Oui, on parle bien de vidéo et pas de cinéma. Une petite mise au point s’impose sur Jean-Christophe Averty, celui sans qui Michel Gondry serait resté coincé dans le ventre de sa mère… Un peu too much ? Averty ne fait pas dans la demie mesure, ça tombe bien. A l’occasion pianiste de jazz dans les clubs parisiens, il entre à la Radio Télédiffusion Française dès 1952, avec des idées déjà bien trempées. Il devient producteur en 1958, et crée, en 1966, la société de production Vidéo 5, avec notamment Pierre Tchernia, qui lui permet de recevoir des commandes d’une manière indépendante.
Liberté ! On se souvient – ou pas – de la fameuse affaire des Raisins Verts, de son superbe générique, de son bébé en celluloïd passé à la moulinette, suscitant l’émoi, en 1963, de quelques bourgeois consensuels, horrifiés devant leurs téléviseurs. La presse n’a pas hésité à le traiter de fou, de sadique ou, mieux encore, de Nazi ! Soutenu essentiellement par le mythique et acide Hara-Kiri (ancêtre du plus pâlichon Charlie Hebdo), sa participation active aux « événements » de Mai 1968 ne l’a toutefois pas empêché d’être reçu par tous les présidents de De Gaulle à Mitterand… Ironie du sort quand on sait son opposition à tous les pouvoirs, quels qu’ils soient.
A juste titre cependant, puisque qu’Averty fut un de fers de lance de la création vidéo à la télévision, trop souvent muselée. De tous les pionniers français de la vidéo, c’est sans doute lui qui a su le mieux tirer son épingle du jeu. Sa recette : la capacité à mixer sa passion revendiquée pour l’avant-garde et le surréalisme avec les courants artistiques émergents tels que l’Op’art dans la soupe populaire du divertissement. Averty ratisse large, mais pas toujours facile, de Montand de mon temps (1974) à Lautréamont (Beau comme…, 1990), en passant par Gainsbourg (Melody Nelson, 1971) ou même Dalida… Sans oublier son chouchou, celui auquel il revient le plus souvent : Alfred Jarry. Pour lui, le fameux studio des Buttes Chaumont n’a pour seul but que de perpétuer les acquis du cinéma industriel à la télévision. Averty voulait une télévision créative, distincte du cinéma et du théâtre : « la télévision c’est l’électronique »* ! Autrement dit, du rythme.

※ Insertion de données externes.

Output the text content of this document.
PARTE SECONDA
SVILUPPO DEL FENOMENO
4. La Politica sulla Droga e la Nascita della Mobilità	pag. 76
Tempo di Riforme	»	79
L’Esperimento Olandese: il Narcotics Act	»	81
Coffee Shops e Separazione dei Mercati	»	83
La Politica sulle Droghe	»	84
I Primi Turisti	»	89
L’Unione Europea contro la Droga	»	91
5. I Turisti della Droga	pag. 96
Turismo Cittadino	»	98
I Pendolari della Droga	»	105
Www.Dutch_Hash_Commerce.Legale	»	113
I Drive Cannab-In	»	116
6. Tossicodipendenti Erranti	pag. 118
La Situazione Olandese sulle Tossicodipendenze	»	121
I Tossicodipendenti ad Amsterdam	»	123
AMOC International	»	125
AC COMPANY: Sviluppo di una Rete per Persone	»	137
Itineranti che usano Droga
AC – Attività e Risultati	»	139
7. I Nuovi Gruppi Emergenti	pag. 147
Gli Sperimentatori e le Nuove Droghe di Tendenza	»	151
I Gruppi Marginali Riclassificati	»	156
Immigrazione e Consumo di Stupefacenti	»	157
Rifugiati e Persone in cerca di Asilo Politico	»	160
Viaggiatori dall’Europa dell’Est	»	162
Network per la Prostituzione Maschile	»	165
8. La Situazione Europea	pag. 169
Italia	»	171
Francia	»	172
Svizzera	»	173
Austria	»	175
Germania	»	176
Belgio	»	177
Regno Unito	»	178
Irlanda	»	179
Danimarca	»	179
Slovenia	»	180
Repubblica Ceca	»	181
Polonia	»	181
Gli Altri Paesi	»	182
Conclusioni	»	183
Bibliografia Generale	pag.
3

Autant dire qu’à la télévision comme dans ce coffret, forcément Averty détonne. Dans Les verts pâturages (1964), il n’hésite pas à revisiter la Bible, la faisant raconter aux enfants de la Nouvelle Orléans par un pasteur illuminé, la transformant en clip Gospel mâtiné de jazz… Yeah ! Et les anges, qu’est-ce qu’ils faisaient avant l’existence du monde ? Pardi, « ils étaient heureux puisque le péché n’existait pas. […] Ils faisaient des pique-niques délicieux avec des poisson fris, et des flans, des cigares à 10 cents pour les adultes ! […] Tous ces plaisirs que Dieu nous a enseigné, c’est parce qu’il a vu faire ses anges ! » On se convertirait volontiers ! Qui cracherait sur un Adam huilé, musclé et sexy, ou une Eve certes gracieuse mais… en petite tenue ! Abel et Caïn en petites frappes rock & roll : on se croirait presque dans West Side Story ! Certains téléspectateurs bien de chez nous se sont évidemment outrés de voir, un soir de Noël, les héros de leur cher livre saint incarnés par… des noirs.
Le mépris : les chaînes de télévision connaissent bien ça maintenant. Il y a peu, il suffisait d’allumer son poste au moment de Qui veut épouser mon fils ? pour s’en convaincre… « Vive la Merdre ! »
* Anne-Marie Duguet, in Jean-Christophe Averty ; Paris : Dis-Voir, 1991, p20. L’ouvrage de référence sur l’artiste.
** Entretien avec Averty dans le Télé ciné vidéo de Juin 1981.